Michael Edenborough has kindly supplied the IPKat with a copy of the Hearing Officer’s decision in Virgin Oil Ltd’s application to register VIRGIN OIL for various types of oils in Class 4 and filters for engines and motors in Class 7. Virgin Enterprises (Richard Branson’s company) successfully opposed the application, arguing likelihood of confusion under s.5(2) of the Trade Marks Act 1994 and detriment to distinctive character under s.5(3) of the same Act.

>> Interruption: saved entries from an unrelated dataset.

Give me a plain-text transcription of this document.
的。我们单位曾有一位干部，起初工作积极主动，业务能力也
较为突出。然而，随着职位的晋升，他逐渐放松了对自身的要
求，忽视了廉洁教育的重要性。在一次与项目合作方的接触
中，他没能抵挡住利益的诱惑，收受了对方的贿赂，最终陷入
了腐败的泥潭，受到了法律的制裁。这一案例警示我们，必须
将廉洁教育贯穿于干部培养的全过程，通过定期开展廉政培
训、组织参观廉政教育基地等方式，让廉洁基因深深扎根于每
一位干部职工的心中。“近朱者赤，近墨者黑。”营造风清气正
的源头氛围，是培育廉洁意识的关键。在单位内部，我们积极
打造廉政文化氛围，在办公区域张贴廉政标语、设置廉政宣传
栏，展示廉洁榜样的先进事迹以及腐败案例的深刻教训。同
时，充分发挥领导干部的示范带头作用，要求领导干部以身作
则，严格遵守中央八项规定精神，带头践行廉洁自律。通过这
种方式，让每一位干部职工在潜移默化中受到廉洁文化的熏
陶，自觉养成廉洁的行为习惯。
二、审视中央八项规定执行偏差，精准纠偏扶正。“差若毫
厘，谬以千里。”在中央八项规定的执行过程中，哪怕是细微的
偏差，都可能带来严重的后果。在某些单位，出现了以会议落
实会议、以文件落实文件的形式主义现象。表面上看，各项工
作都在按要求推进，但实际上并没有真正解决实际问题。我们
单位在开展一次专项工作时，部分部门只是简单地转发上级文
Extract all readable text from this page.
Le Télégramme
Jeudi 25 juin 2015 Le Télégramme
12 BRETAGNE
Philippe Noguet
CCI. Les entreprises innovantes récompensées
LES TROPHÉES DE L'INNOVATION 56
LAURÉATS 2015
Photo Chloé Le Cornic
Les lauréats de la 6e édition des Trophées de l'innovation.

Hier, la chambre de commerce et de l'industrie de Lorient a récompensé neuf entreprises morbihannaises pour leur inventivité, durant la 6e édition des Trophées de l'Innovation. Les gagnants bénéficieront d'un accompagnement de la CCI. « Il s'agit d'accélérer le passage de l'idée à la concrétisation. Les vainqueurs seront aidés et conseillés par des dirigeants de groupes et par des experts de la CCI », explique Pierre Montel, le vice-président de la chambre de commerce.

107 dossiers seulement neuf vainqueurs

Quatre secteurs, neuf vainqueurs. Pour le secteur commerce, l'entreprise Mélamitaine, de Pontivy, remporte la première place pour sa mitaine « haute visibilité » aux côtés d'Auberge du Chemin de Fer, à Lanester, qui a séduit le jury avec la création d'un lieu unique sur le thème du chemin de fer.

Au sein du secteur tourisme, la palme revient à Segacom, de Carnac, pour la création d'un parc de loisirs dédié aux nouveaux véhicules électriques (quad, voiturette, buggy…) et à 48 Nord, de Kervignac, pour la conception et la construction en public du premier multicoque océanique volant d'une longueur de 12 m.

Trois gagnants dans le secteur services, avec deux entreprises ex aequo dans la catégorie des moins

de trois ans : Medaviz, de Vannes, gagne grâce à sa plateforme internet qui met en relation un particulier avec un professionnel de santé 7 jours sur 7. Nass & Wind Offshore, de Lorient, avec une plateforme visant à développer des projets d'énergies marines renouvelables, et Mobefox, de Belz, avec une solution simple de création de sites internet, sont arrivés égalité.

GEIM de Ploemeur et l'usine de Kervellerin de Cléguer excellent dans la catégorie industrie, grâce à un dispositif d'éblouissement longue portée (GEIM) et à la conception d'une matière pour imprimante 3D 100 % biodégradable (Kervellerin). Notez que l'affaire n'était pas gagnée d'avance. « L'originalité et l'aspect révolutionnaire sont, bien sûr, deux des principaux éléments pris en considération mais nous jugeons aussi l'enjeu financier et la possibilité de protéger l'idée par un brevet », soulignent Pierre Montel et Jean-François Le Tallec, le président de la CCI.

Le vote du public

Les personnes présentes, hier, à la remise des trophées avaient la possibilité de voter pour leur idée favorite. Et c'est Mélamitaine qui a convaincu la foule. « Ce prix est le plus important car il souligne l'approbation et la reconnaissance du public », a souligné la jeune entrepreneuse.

What caught the IPKat’s attention was the Hearing Officer’s consideration of whether the applicant had “due cause” to use the mark (if an applicant does have due cause then the mark can be registered, even if it would otherwise fall under s.5(3), the UK’s version of “dilution”). He noted that the term “virgin” is sometimes used to describe high quality oil. However, he said that even if this was the case with industrial oil (such as the applicant’s) the applicant could not argue due cause because this would mean that the mark was not distinctive and there would be a compulsion for other traders to use it and thus the term would not be registrable as a trade mark. The IPKat wishes to know, what then, if anything, is the role of the “due cause” provision under s.5(3) in application cases. Previously, the Lucas Bols definition has been followed and due cause had only been recognised where the applicant has a prior right to the term or he cannot reasonably be expected not to use it. However, it is hard to imagine a situation that would fit into the second category but where the term in question would remain distinctive rather than e.g. descriptive and hence be registrable as a trade mark.